The National Institute for Health and Care Excellence (NICE) recommends weight loss surgery for people with type 2 diabetes who are obese or overweight and cannot maintain good control of blood glucose levels through drugs and lifestyle changes.
However, only 6,000 people with type 2 diabetes receive surgery annually, which has dropped from 8,800 people three years ago. Because operations cost between £5,000 and £6,000, the NHS has come under financial pressure when performing surgery, but a coalition of 45 international organisations, doctors and researchers believe surgery should be offered to more people because it could save money on diabetes medication and treating complications in the long term.
Their new guidelines, backed by organisations such as the International Diabetes Federation (IDF), say that anyone with a BMI of 30 should have weight loss surgery if their blood sugar is poorly controlled despite treatment, and anyone with a BMI of 40 should be offered surgery.
The guidelines are based on a review of randomised trials showing weight loss surgery leads to remission in up to half of type 2 diabetes cases. This effect can last for up to five years providing patients eat smaller portions of food after surgery and make good lifestyle choices.
This makes weight loss surgery a “very powerful treatment”, according to Professor Francesco Rubino, one of the experts behind the guidelines and professor at King’s College London.
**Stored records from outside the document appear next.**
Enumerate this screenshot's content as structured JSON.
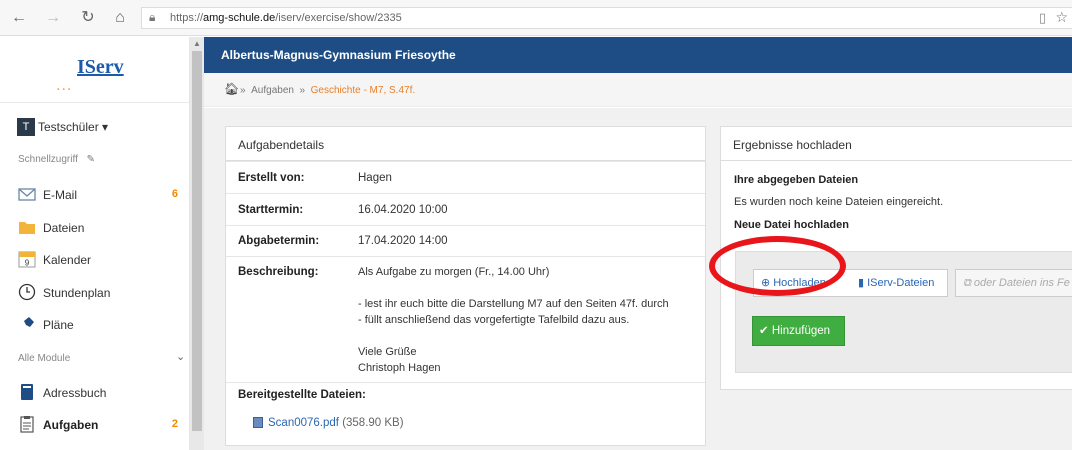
{
  "browser": {
    "url_prefix": "https://",
    "url_host": "amg-schule.de",
    "url_path": "/iserv/exercise/show/2335"
  },
  "sidebar": {
    "logo_text": "IServ",
    "logo_dots": "...",
    "user_initial": "T",
    "user_name": "Testschüler ▾",
    "quick_access_title": "Schnellzugriff",
    "quick_items": [
      {
        "label": "E-Mail",
        "badge": "6",
        "icon": "mail-icon"
      },
      {
        "label": "Dateien",
        "badge": "",
        "icon": "folder-icon"
      },
      {
        "label": "Kalender",
        "badge": "",
        "icon": "calendar-icon"
      },
      {
        "label": "Stundenplan",
        "badge": "",
        "icon": "clock-icon"
      },
      {
        "label": "Pläne",
        "badge": "",
        "icon": "pin-icon"
      }
    ],
    "modules_title": "Alle Module",
    "module_items": [
      {
        "label": "Adressbuch",
        "badge": "",
        "icon": "addressbook-icon"
      },
      {
        "label": "Aufgaben",
        "badge": "2",
        "icon": "clipboard-icon"
      }
    ]
  },
  "header": {
    "school_name": "Albertus-Magnus-Gymnasium Friesoythe"
  },
  "breadcrumb": {
    "sep": "»",
    "item1": "Aufgaben",
    "current": "Geschichte - M7, S.47f."
  },
  "details": {
    "panel_title": "Aufgabendetails",
    "created_by_label": "Erstellt von:",
    "created_by": "Hagen",
    "start_label": "Starttermin:",
    "start": "16.04.2020 10:00",
    "due_label": "Abgabetermin:",
    "due": "17.04.2020 14:00",
    "desc_label": "Beschreibung:",
    "desc_lines": [
      "Als Aufgabe zu morgen (Fr., 14.00 Uhr)",
      "",
      "- lest ihr euch bitte die Darstellung M7 auf den Seiten 47f. durch",
      "- füllt anschließend das vorgefertigte Tafelbild dazu aus.",
      "",
      "Viele Grüße",
      "Christoph Hagen"
    ],
    "files_label": "Bereitgestellte Dateien:",
    "file_name": "Scan0076.pdf",
    "file_size": "(358.90 KB)"
  },
  "upload": {
    "panel_title": "Ergebnisse hochladen",
    "submitted_heading": "Ihre abgegeben Dateien",
    "submitted_text": "Es wurden noch keine Dateien eingereicht.",
    "new_heading": "Neue Datei hochladen",
    "btn_upload": "Hochladen",
    "btn_iserv": "IServ-Dateien",
    "btn_drop": "oder Dateien ins Fe",
    "btn_add": "Hinzufügen"
  },
  "colors": {
    "header_bg": "#1d4d84",
    "badge": "#f08a00",
    "add_button": "#3fad3f",
    "highlight_ring": "#e8151b"
  }
}
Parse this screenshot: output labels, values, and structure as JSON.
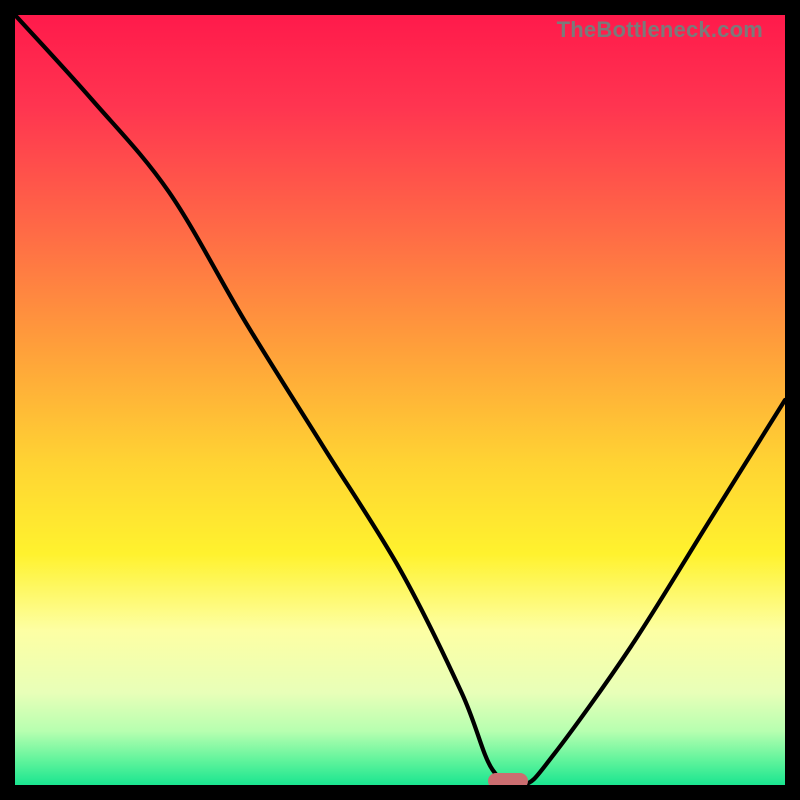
{
  "watermark": "TheBottleneck.com",
  "chart_data": {
    "type": "line",
    "title": "",
    "xlabel": "",
    "ylabel": "",
    "xlim": [
      0,
      100
    ],
    "ylim": [
      0,
      100
    ],
    "grid": false,
    "legend": false,
    "series": [
      {
        "name": "bottleneck-curve",
        "x": [
          0,
          10,
          20,
          30,
          40,
          50,
          58,
          62,
          66,
          70,
          80,
          90,
          100
        ],
        "values": [
          100,
          89,
          77,
          60,
          44,
          28,
          12,
          2,
          0,
          4,
          18,
          34,
          50
        ]
      }
    ],
    "marker": {
      "x": 64,
      "y": 0.5
    },
    "gradient_stops": [
      {
        "offset": 0.0,
        "color": "#ff1a4b"
      },
      {
        "offset": 0.12,
        "color": "#ff3550"
      },
      {
        "offset": 0.28,
        "color": "#ff6a46"
      },
      {
        "offset": 0.44,
        "color": "#ffa23a"
      },
      {
        "offset": 0.58,
        "color": "#ffd333"
      },
      {
        "offset": 0.7,
        "color": "#fff22e"
      },
      {
        "offset": 0.8,
        "color": "#fdffa4"
      },
      {
        "offset": 0.88,
        "color": "#e8ffb8"
      },
      {
        "offset": 0.93,
        "color": "#b7ffb0"
      },
      {
        "offset": 0.97,
        "color": "#5cf39b"
      },
      {
        "offset": 1.0,
        "color": "#1ae590"
      }
    ]
  }
}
These recommendations are for anybody with type 2 diabetes, regardless of how long they have had the condition, and the researchers claim over 100,000 people per year are likely to meet this new criteria.
Professor Sir George Alberti, co-author of the guidelines, said: “We are changing the paradigm here, we are not talking about the treatment of obesity, we are talking about the treatment of [type 2] diabetes.”